In the absence of a perfect hashing function for your data, and assuming that this is really not a micro-optimization of something that really doesn't matter, I would try the following:
Assume the default load capacity (.75) used by HashMap is a good value in most situations. That being the case, you can use it, and set the initial capacity of your HashMap based on your own knowledge of how many items it will hold - set it so that initial-capacity x .75 = number of items (round up).
If it were a larger map, in a situation where high-speed lookup was really critical, I would suggest using some sort of trie rather than a hash map. For long strings, in large maps, you can save space, and some time, by using a more string-oriented data structure, such as a trie.
Assuming that your hash function is "good", the best thing to do is to set the initial size to the expected number of elements, assuming that you can get a good estimate cheaply. It is a good idea to do this because when a HashMap resizes it has to recalculate the hash values for every key in the table.

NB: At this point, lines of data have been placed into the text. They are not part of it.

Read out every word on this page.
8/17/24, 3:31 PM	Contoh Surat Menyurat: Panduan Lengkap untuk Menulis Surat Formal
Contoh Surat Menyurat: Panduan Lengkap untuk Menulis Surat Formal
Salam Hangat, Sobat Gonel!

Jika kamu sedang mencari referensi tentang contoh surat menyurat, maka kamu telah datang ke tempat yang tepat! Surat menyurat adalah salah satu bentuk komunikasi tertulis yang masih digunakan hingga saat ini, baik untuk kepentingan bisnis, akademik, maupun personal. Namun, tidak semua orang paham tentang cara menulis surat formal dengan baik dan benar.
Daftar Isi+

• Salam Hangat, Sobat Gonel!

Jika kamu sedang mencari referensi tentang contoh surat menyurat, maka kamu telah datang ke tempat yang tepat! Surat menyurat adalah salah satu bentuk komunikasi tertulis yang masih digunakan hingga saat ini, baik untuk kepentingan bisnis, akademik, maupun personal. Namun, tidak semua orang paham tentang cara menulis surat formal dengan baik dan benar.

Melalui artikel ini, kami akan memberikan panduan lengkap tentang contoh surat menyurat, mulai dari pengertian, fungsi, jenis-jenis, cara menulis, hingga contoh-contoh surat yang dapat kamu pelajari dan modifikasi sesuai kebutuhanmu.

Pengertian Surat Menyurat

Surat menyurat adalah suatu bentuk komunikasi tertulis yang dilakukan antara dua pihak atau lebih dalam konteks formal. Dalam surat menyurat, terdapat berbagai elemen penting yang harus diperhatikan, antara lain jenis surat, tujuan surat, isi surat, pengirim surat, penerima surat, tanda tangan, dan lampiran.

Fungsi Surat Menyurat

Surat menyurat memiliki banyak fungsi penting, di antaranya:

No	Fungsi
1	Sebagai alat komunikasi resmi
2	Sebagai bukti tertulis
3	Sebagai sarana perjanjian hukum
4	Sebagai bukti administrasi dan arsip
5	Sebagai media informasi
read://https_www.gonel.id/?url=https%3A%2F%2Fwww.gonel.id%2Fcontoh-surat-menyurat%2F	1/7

Leave the load factor at 0.75. The value of 0.75 has been chosen empirically as a good compromise between hash lookup performance and space usage for the primary hash array. As you push the load factor up, the average lookup time will increase significantly.
If you want to dig into the mathematics of hash table behaviour: Donald Knuth (1998). The Art of Computer Programming'. 3: Sorting and Searching (2nd ed.). Addison-Wesley. pp. 513–558. ISBN 0-201-89685-0.
I find it best not to fiddle around with default settings unless I really really need to.
Hotspot does a great job of doing optimizations for you.
In any case; I would use a profiler (Say Netbeans Profiler) to measure the problem first.
We routinely store maps with 10000s of elements and if you have a good equals and hashcode implementation (and strings and Integers do!) this will be better than any load changes you may make.
Assuming (and this is a stretch) that the hash function is a simple mod 5 of the integer keys
It's not. From HashMap.java:
static int hash(int h) {
// This function ensures that hashCodes that differ only by
// constant multiples at each bit position have a bounded
// number of collisions (approximately 8 at default load factor).
h ^= (h >>> 20) ^ (h >>> 12);
return h ^ (h >>> 7) ^ (h >>> 4);
}
I'm not even going to pretend I understand that, but it looks like that's designed to handle just that situation.
Note also that the number of buckets is also always a power of 2, no matter what size you ask for.
Entries are allocated to buckets in a random-like way. So even if you as many buckets as entries, some of the buckets will have collisions.
If you have more buckets, you'll have fewer collisions. However, more buckets means spreading out in memory and therefore slower. Generally a load factor in the range 0.7-0.8 is roughly optimal, so it is probably not worth changing.
As ever, it's probably worth profiling before you get hung up on microtuning these things.